Sara Jessica Parker is an actress of mediocre and limited talent but considerable charm.   Well into her forties, she’s likeable and vulnerable in the same way that Jennifer Anniston, also a minor but appealing actress, is.

In the awful new film, I Don’t Know How She Does It, Parker plays Kate Reddy, a femme who devotes her days to her job with a Boston-based financial management firm.

At night, she goes home. Where she shows empathy and sympathy to her adoring, recently-downsized architect husband Richard (Gregg Kinnear) and their two young children.

A modern, career woman, Kate wants to have it all, be good in both her personal and public lives.  Which means that she’s constantly engaged in an impossible balancing act.

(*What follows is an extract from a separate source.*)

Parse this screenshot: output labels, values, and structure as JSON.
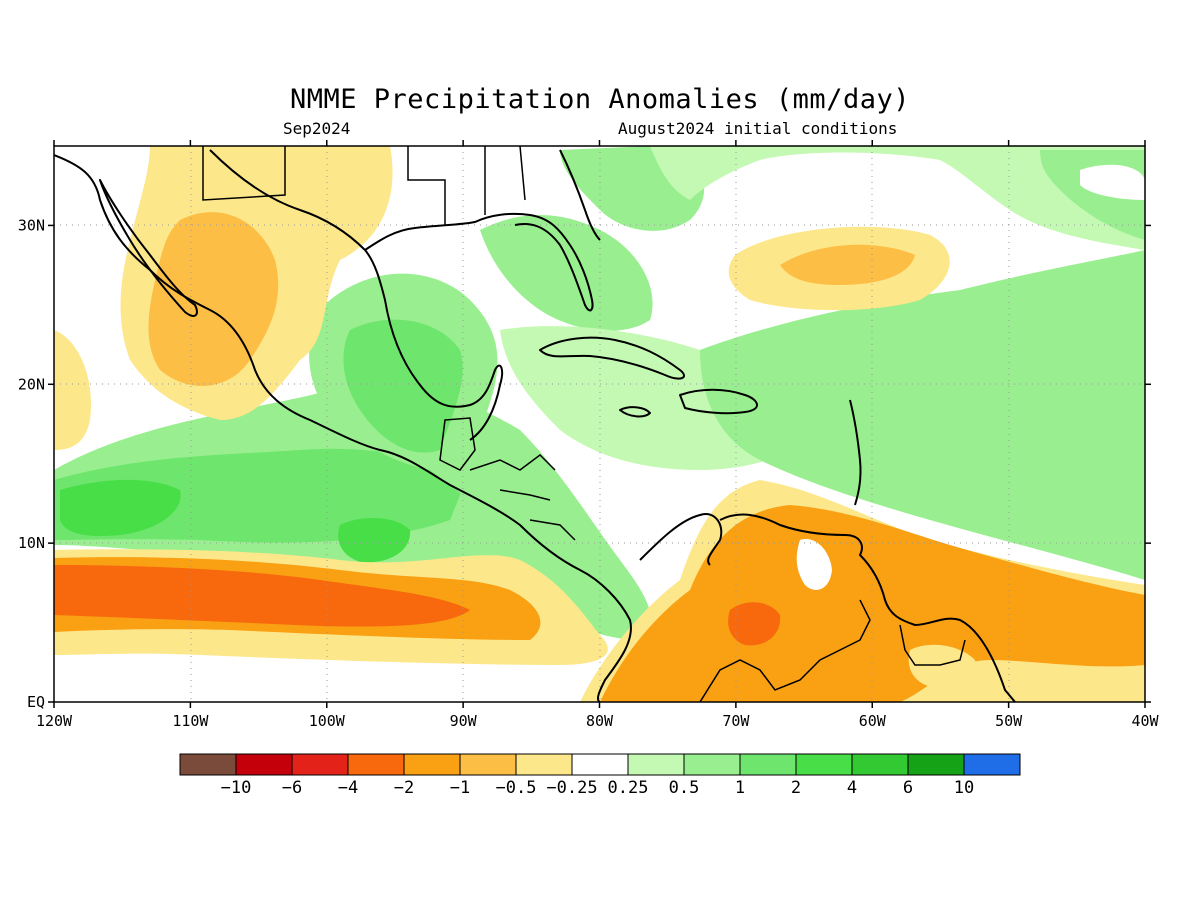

She is not alone. Kate’s best friend and fellow working mother Allison (Christina Hendricks of
Mad Men” fame) is in the same position, juggling the various acts in life on a daily basis—only she has a better sense of humor and is quite acerbic.

The tale’s has another female, Momo (Olivia Munn), a smart, child-phobic young junior associate.   Momo is a schematic creation, a character that’s juxtaposed with Kate and Allison, a woman to be avoided at all costs.

As luck would have it (and this is a Hollywood flick), when Kate gets a major new account that calls, among other duties, frequent trips to New York, hubby Richard also wins a new job he’s been wanting to have.  In short, here is a dual-career married couple, which seems to be spreading themselves even thinner.   Will the marriage survive intact?

Complicating Kate’s life even more is the appearance of a charming new business associate, named Jack Abelhammer (Pierce Brosnan), who proves to be distracting and seductive.  Will Kate resist the temptation to go out with him?

Formulaic and utterly predictable, “I Don’t Know How She Does It” is at least two or three decades behind the zeitgeist in terms of subject, characterization, and message.  As such, the picture may prove offensive and retro to bright, career women who have been doing successfuly what Parker’s Kate is struggling to achieve  in a single week–or day.